Romania‘s central bank said on Tuesday it is increasing its inflation forecast for 2022 to 13.9% from 12.5% predicted in May, way above the upper end of its target band of 1.5-3.5%, due to supply side constraints amplified by the war in Ukraine, according to See News.
Inflation is seen at 7.5% at end-2023, up from 6.7% predicted in May, the central bank, BNR, said in its August inflation report.
Under the current baseline scenario, the strongest economic effects of the war in Ukraine are anticipated to occur this year, yet at a faster-than-previously-foreseen pace, with further prospects of gradually fading in 2023 and 2024, the Romanian central bank added.

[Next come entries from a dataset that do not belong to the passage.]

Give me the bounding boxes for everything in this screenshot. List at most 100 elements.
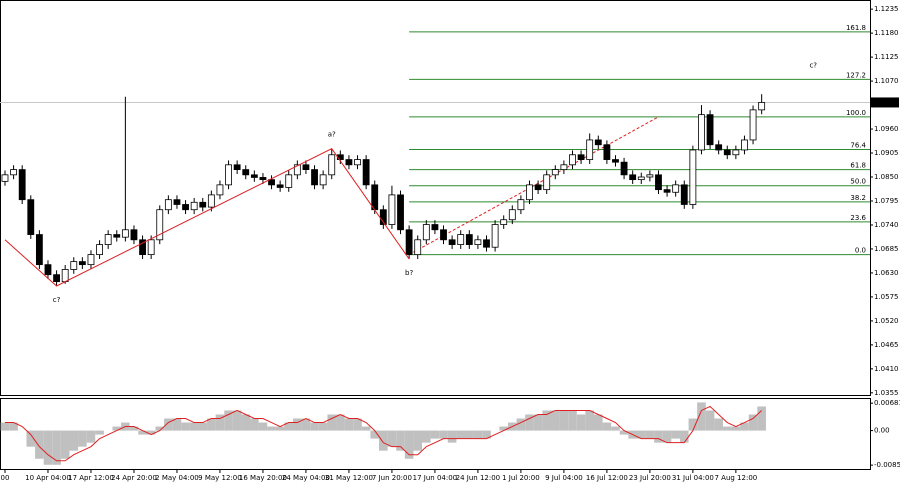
candle-body: [276, 184, 284, 188]
candle-body: [285, 174, 293, 188]
osc-bar: [336, 414, 345, 431]
candle-body: [732, 149, 740, 156]
candle-body: [268, 179, 275, 186]
osc-y-tick-label: 0.00: [874, 427, 890, 435]
candle-body: [698, 114, 705, 151]
x-tick-label: 10 Apr 04:00: [25, 474, 71, 482]
x-tick-label: 00: [1, 474, 10, 482]
osc-bar: [465, 430, 474, 439]
osc-bar: [370, 430, 380, 439]
main-panel: [0, 0, 871, 396]
candle-body: [362, 159, 370, 186]
candle-body: [27, 199, 35, 235]
candle-body: [663, 189, 671, 193]
osc-bar: [568, 410, 577, 431]
candle-body: [182, 204, 189, 211]
candle-body: [672, 184, 680, 193]
candle-body: [233, 164, 241, 170]
candle-body: [491, 224, 499, 248]
osc-bar: [267, 426, 276, 431]
osc-bar: [499, 426, 509, 431]
osc-y-tick-label: -0.00859: [874, 461, 900, 469]
osc-bar: [404, 430, 414, 459]
candle-body: [715, 144, 723, 151]
candle-body: [440, 229, 447, 241]
candle-body: [388, 194, 396, 225]
osc-bar: [284, 422, 294, 431]
candle-body: [422, 224, 430, 241]
candle-body: [259, 177, 267, 181]
fib-label: 23.6: [850, 214, 866, 222]
candle-body: [620, 161, 628, 176]
candle-body: [723, 149, 731, 156]
candle-body: [311, 169, 318, 186]
fib-label: 0.0: [855, 247, 866, 255]
candle-body: [706, 114, 714, 146]
osc-bar: [654, 430, 663, 443]
y-tick-label: 1.0740: [874, 221, 899, 229]
osc-bar: [353, 418, 362, 431]
y-tick-label: 1.1125: [874, 53, 899, 61]
wave-label: c?: [53, 296, 61, 304]
osc-bar: [559, 410, 569, 431]
x-tick-label: 24 Apr 20:00: [111, 474, 157, 482]
candle-body: [500, 219, 508, 225]
osc-bar: [198, 422, 208, 431]
x-tick-label: 24 Jun 12:00: [456, 474, 500, 482]
y-tick-label: 1.0355: [874, 389, 899, 397]
candle-body: [173, 199, 181, 205]
osc-bar: [525, 414, 534, 431]
osc-bar: [593, 414, 603, 431]
candle-body: [560, 164, 568, 170]
osc-bar: [379, 430, 388, 451]
candle-body: [543, 174, 551, 191]
candle-body: [680, 184, 688, 205]
osc-bar: [473, 430, 483, 439]
x-tick-label: 17 Jun 04:00: [413, 474, 457, 482]
candle-body: [508, 209, 516, 221]
osc-bar: [43, 430, 53, 465]
candle-body: [10, 169, 17, 176]
candle-body: [577, 154, 585, 160]
candle-body: [758, 102, 766, 111]
osc-bar: [78, 430, 87, 447]
y-tick-label: 1.0575: [874, 293, 899, 301]
y-tick-label: 1.0960: [874, 125, 899, 133]
candle-body: [354, 159, 361, 166]
candle-body: [551, 169, 559, 176]
osc-bar: [301, 418, 311, 431]
candle-body: [87, 254, 95, 266]
osc-bar: [95, 430, 104, 435]
osc-bar: [705, 410, 715, 431]
candle-body: [216, 184, 224, 196]
candle-body: [1, 174, 9, 182]
x-tick-label: 24 May 04:00: [282, 474, 330, 482]
osc-bar: [731, 426, 741, 431]
fib-label: 50.0: [850, 178, 866, 186]
osc-bar: [181, 422, 190, 431]
fib-label: 161.8: [846, 24, 866, 32]
candle-body: [655, 174, 662, 191]
candle-body: [586, 139, 594, 160]
candle-body: [603, 144, 611, 160]
candle-body: [147, 239, 155, 256]
osc-bar: [688, 418, 698, 431]
y-tick-label: 1.0905: [874, 149, 899, 157]
fib-label: 38.2: [850, 194, 866, 202]
candle-body: [18, 169, 26, 201]
osc-bar: [26, 430, 36, 447]
fib-label: 127.2: [846, 71, 866, 79]
x-tick-label: 7 Aug 12:00: [714, 474, 757, 482]
oscillator-panel: [0, 398, 871, 470]
osc-bar: [662, 430, 672, 443]
candle-body: [569, 154, 576, 166]
osc-bar: [757, 406, 766, 431]
candle-body: [121, 229, 129, 238]
osc-bar: [413, 430, 423, 451]
osc-bar: [69, 430, 79, 451]
candle-body: [113, 234, 121, 238]
x-tick-label: 23 Jul 20:00: [629, 474, 671, 482]
osc-bar: [189, 422, 199, 431]
candle-body: [345, 159, 353, 166]
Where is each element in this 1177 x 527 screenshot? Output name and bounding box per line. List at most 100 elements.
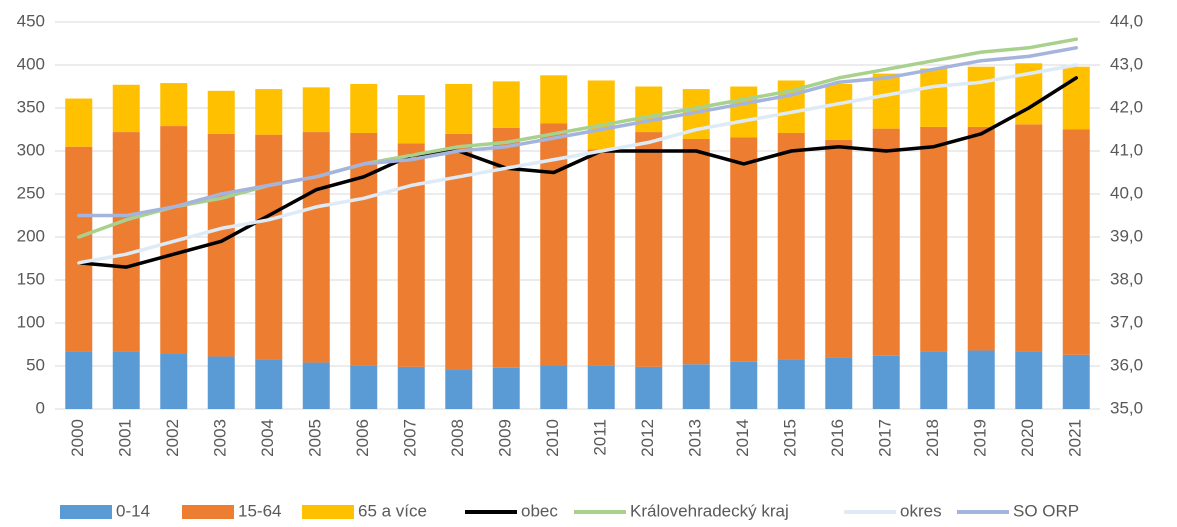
bar-segment (730, 361, 758, 409)
bar-segment (255, 89, 283, 135)
bar-segment (112, 351, 140, 409)
legend-label: 15-64 (238, 501, 281, 520)
bar-segment (112, 84, 140, 133)
bar-segment (207, 356, 235, 409)
x-tick-label: 2000 (68, 419, 87, 457)
bar-segment (682, 138, 710, 365)
bar-segment (540, 366, 568, 409)
x-tick-label: 2005 (306, 419, 325, 457)
x-tick-label: 2011 (591, 419, 610, 456)
legend-label: 0-14 (116, 501, 150, 520)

Moreover, the global supply/demand imbalance for many commodities, chiefly energy (natural gas, electricity), increased in the past few months, triggering – given their large share in companies’ production costs – an erosion effect on economic activity.
“In conjunction with the disruptions in agri-food commodity markets, quasi-dominated by Russia and Ukraine, as well as with the visibly lower demand of external partners in Europe, a relative stagnation of Romania’s economy is foreseeable over the coming quarters,” the BNR said.
In order to counter the adverse effects of rising commodity prices on the economy, the national authorities could decide to carry on some of the existing support schemes or, where appropriate, introduce new ones, the design of which is difficult to anticipate at this time, according to the central bank.
The BNR noted that Romania benefits from quite generous EU funds allocations that boost productive capital, consisting in a medium-term buffer for adverse shocks and, at the same time, a counterpoise to the inevitable trend of rising labour costs.
Romania’s consumer prices rose by 15.05% year-on-year in June, compared to an increase of 14.49% in May, the national statistical office said last month.
On August 5, the BNR said it decided to increase its monetary policy rate to 5.50% from 4.75%, aiming to anchor inflation expectations over the medium term, as well as to foster saving through higher bank rates.